In the absence of any kind of external force, the molecule is complimentary to bending in whichever direction that likes, and most water molecules without doubt do perform this as they to rise through space or swim in a lake. However it will always be bent.

If the were true, then there would certainly be a resonance structure in between the two states and also we would acquire a linear geometry.

If you to be to think that a solitary particle in a double-well potential, to speak something with

$$V = egincasesinfty & x b endcases$$

then because of the symmetry of your system, in every eigenstate of your system, the expectation value of $x$ would be $langle x angle = 0$. This is quite comparable to her argument. In the instance of water, let"s collection the oxygen nucleus come be at the origin. Because it can allude either increase or down, the expectation value of the hydrogen nucleus place along the up-down axis would certainly be specifically level with the oxygen atom, i.e. 0. In fact, don"t protect against there: it can suggest to the left or the right, and to the former or the back. For this reason the hydrogen nucleus has a place expectation worth of precisely $(0, 0, 0)$, i.e. Best inside the oxygen nucleus.

Does that median it"s in reality there, though? In our contrived double-well system, it"s patently difficult for the particle to be in ~ $x = 0$, due to the fact that $V = infty$ there. If you to be to measure its position, you would never discover it in ~ $x = 0$; you would only uncover it in the left-hand next $<-b, -a>$, or the right-hand side $$. Just because the particle has an expectation value the $langle x angle = 0$ walk not average that it is physically there, or that $x = 0$ is somehow its equilibrium state.

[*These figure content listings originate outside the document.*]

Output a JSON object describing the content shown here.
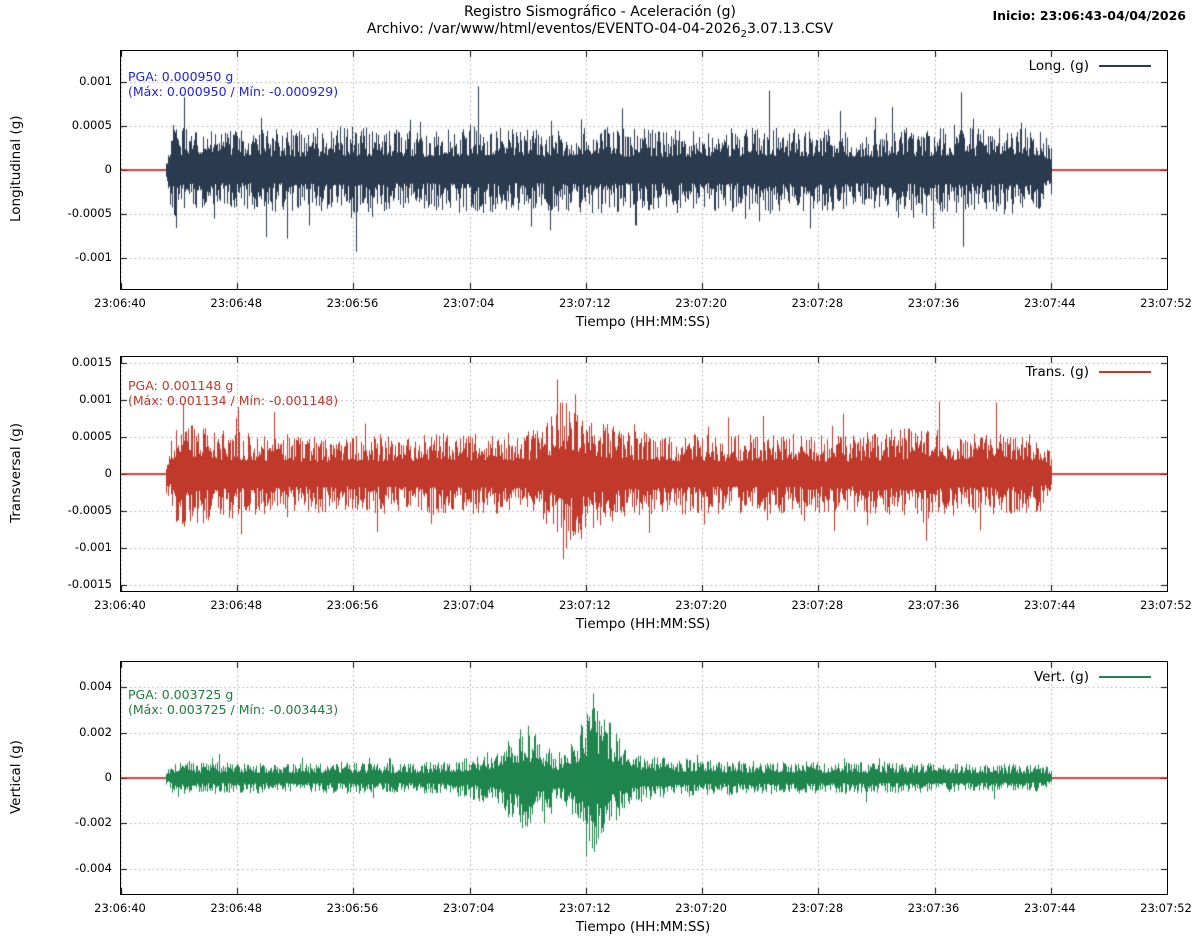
{
  "header": {
    "title": "Registro Sismográfico - Aceleración (g)",
    "file_prefix": "Archivo: /var/www/html/eventos/EVENTO-04-04-2026",
    "file_sub": "2",
    "file_suffix": "3.07.13.CSV",
    "inicio": "Inicio: 23:06:43-04/04/2026"
  },
  "x_axis": {
    "label": "Tiempo (HH:MM:SS)",
    "ticks": [
      "23:06:40",
      "23:06:48",
      "23:06:56",
      "23:07:04",
      "23:07:12",
      "23:07:20",
      "23:07:28",
      "23:07:36",
      "23:07:44",
      "23:07:52"
    ],
    "tick_interval_s": 8,
    "range_s": [
      0,
      72
    ],
    "grid": true
  },
  "colors": {
    "zero_line": "#dd0000",
    "grid": "#aaaaaa",
    "border": "#000000",
    "long_trace": "#2b3b4f",
    "trans_trace": "#c0392b",
    "vert_trace": "#1e854c",
    "long_annotation": "#2323d6",
    "trans_annotation": "#c0392b",
    "vert_annotation": "#1e7d3e"
  },
  "chart_data": [
    {
      "type": "line",
      "name": "longitudinal",
      "ylabel": "Longitudinal (g)",
      "legend": "Long. (g)",
      "legend_position": "top-right",
      "color": "#2b3b4f",
      "annotation_color": "#2323d6",
      "pga_line1": "PGA: 0.000950 g",
      "pga_line2": "(Máx: 0.000950 / Mín: -0.000929)",
      "pga_g": 0.00095,
      "max_g": 0.00095,
      "min_g": -0.000929,
      "ylim": 0.00135,
      "ytick_labels": [
        "0.001",
        "0.0005",
        "0",
        "-0.0005",
        "-0.001"
      ],
      "ytick_values": [
        0.001,
        0.0005,
        0,
        -0.0005,
        -0.001
      ],
      "signal": {
        "start_s": 3.1,
        "end_s": 64.0,
        "envelope": [
          [
            3.1,
            0.0001
          ],
          [
            3.5,
            0.00055
          ],
          [
            5,
            0.00048
          ],
          [
            8,
            0.00045
          ],
          [
            12,
            0.00047
          ],
          [
            16,
            0.0005
          ],
          [
            20,
            0.00046
          ],
          [
            24,
            0.0005
          ],
          [
            28,
            0.00046
          ],
          [
            32,
            0.0005
          ],
          [
            36,
            0.00047
          ],
          [
            40,
            0.00045
          ],
          [
            44,
            0.0005
          ],
          [
            48,
            0.00047
          ],
          [
            52,
            0.00046
          ],
          [
            56,
            0.0005
          ],
          [
            59,
            0.00048
          ],
          [
            62,
            0.0005
          ],
          [
            63.5,
            0.00045
          ],
          [
            64,
            0.00025
          ]
        ],
        "spike_prob": 0.05,
        "spike_max": 1.9,
        "extremes": [
          [
            24.6,
            0.00095
          ],
          [
            16.2,
            -0.000929
          ],
          [
            44.6,
            0.0009
          ],
          [
            57.8,
            0.00088
          ]
        ]
      }
    },
    {
      "type": "line",
      "name": "transversal",
      "ylabel": "Transversal (g)",
      "legend": "Trans. (g)",
      "legend_position": "top-right",
      "color": "#c0392b",
      "annotation_color": "#c0392b",
      "pga_line1": "PGA: 0.001148 g",
      "pga_line2": "(Máx: 0.001134 / Mín: -0.001148)",
      "pga_g": 0.001148,
      "max_g": 0.001134,
      "min_g": -0.001148,
      "ylim": 0.00158,
      "ytick_labels": [
        "0.0015",
        "0.001",
        "0.0005",
        "0",
        "-0.0005",
        "-0.001",
        "-0.0015"
      ],
      "ytick_values": [
        0.0015,
        0.001,
        0.0005,
        0,
        -0.0005,
        -0.001,
        -0.0015
      ],
      "signal": {
        "start_s": 3.1,
        "end_s": 64.0,
        "envelope": [
          [
            3.1,
            0.0002
          ],
          [
            3.8,
            0.00078
          ],
          [
            5.5,
            0.0007
          ],
          [
            7,
            0.0006
          ],
          [
            10,
            0.00055
          ],
          [
            14,
            0.00052
          ],
          [
            18,
            0.00054
          ],
          [
            22,
            0.00056
          ],
          [
            26,
            0.00055
          ],
          [
            28.5,
            0.0006
          ],
          [
            29.5,
            0.00075
          ],
          [
            30.3,
            0.00105
          ],
          [
            31,
            0.00095
          ],
          [
            32,
            0.00085
          ],
          [
            33,
            0.0007
          ],
          [
            35,
            0.0006
          ],
          [
            38,
            0.00055
          ],
          [
            42,
            0.00053
          ],
          [
            46,
            0.00055
          ],
          [
            50,
            0.00052
          ],
          [
            53,
            0.00058
          ],
          [
            55,
            0.00068
          ],
          [
            56.5,
            0.0006
          ],
          [
            58,
            0.00055
          ],
          [
            60,
            0.00056
          ],
          [
            62,
            0.00055
          ],
          [
            63.5,
            0.0005
          ],
          [
            64,
            0.0003
          ]
        ],
        "spike_prob": 0.05,
        "spike_max": 1.8,
        "extremes": [
          [
            30.0,
            0.001134
          ],
          [
            30.45,
            -0.001148
          ],
          [
            4.3,
            0.00095
          ],
          [
            56.3,
            0.00098
          ]
        ]
      }
    },
    {
      "type": "line",
      "name": "vertical",
      "ylabel": "Vertical (g)",
      "legend": "Vert. (g)",
      "legend_position": "top-right",
      "color": "#1e854c",
      "annotation_color": "#1e7d3e",
      "pga_line1": "PGA: 0.003725 g",
      "pga_line2": "(Máx: 0.003725 / Mín: -0.003443)",
      "pga_g": 0.003725,
      "max_g": 0.003725,
      "min_g": -0.003443,
      "ylim": 0.0051,
      "ytick_labels": [
        "0.004",
        "0.002",
        "0",
        "-0.002",
        "-0.004"
      ],
      "ytick_values": [
        0.004,
        0.002,
        0,
        -0.002,
        -0.004
      ],
      "signal": {
        "start_s": 3.1,
        "end_s": 64.0,
        "envelope": [
          [
            3.1,
            0.00035
          ],
          [
            3.8,
            0.00085
          ],
          [
            5,
            0.00075
          ],
          [
            7,
            0.0007
          ],
          [
            10,
            0.00068
          ],
          [
            13,
            0.00065
          ],
          [
            16,
            0.0007
          ],
          [
            19,
            0.00068
          ],
          [
            22,
            0.00072
          ],
          [
            24,
            0.0009
          ],
          [
            25.5,
            0.0012
          ],
          [
            27,
            0.002
          ],
          [
            28,
            0.0023
          ],
          [
            29,
            0.0016
          ],
          [
            30,
            0.0011
          ],
          [
            31,
            0.0014
          ],
          [
            31.8,
            0.0028
          ],
          [
            32.5,
            0.0036
          ],
          [
            33.2,
            0.003
          ],
          [
            34,
            0.002
          ],
          [
            35,
            0.0013
          ],
          [
            36.5,
            0.001
          ],
          [
            38,
            0.00085
          ],
          [
            40,
            0.0008
          ],
          [
            43,
            0.00075
          ],
          [
            46,
            0.0007
          ],
          [
            49,
            0.00072
          ],
          [
            52,
            0.0007
          ],
          [
            55,
            0.00068
          ],
          [
            58,
            0.00065
          ],
          [
            61,
            0.00062
          ],
          [
            63.5,
            0.0006
          ],
          [
            64,
            0.00035
          ]
        ],
        "spike_prob": 0.04,
        "spike_max": 1.6,
        "extremes": [
          [
            32.5,
            0.003725
          ],
          [
            32.0,
            -0.003443
          ],
          [
            28.0,
            0.0023
          ],
          [
            27.6,
            -0.0022
          ]
        ]
      }
    }
  ]
}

You"re confusing an expectation value with a actual eigenstate (which is what a resonance framework is).

See more: If The Denominator Is 0 Is It Undefined, What Happens When The Denominator Is 0

In exactly the very same way, if you ever were to measure the nature of water (and be afflicted with in mind that nearly every interaction with a water molecule is, in effect, a measurement), we would find that that is indeed always bent.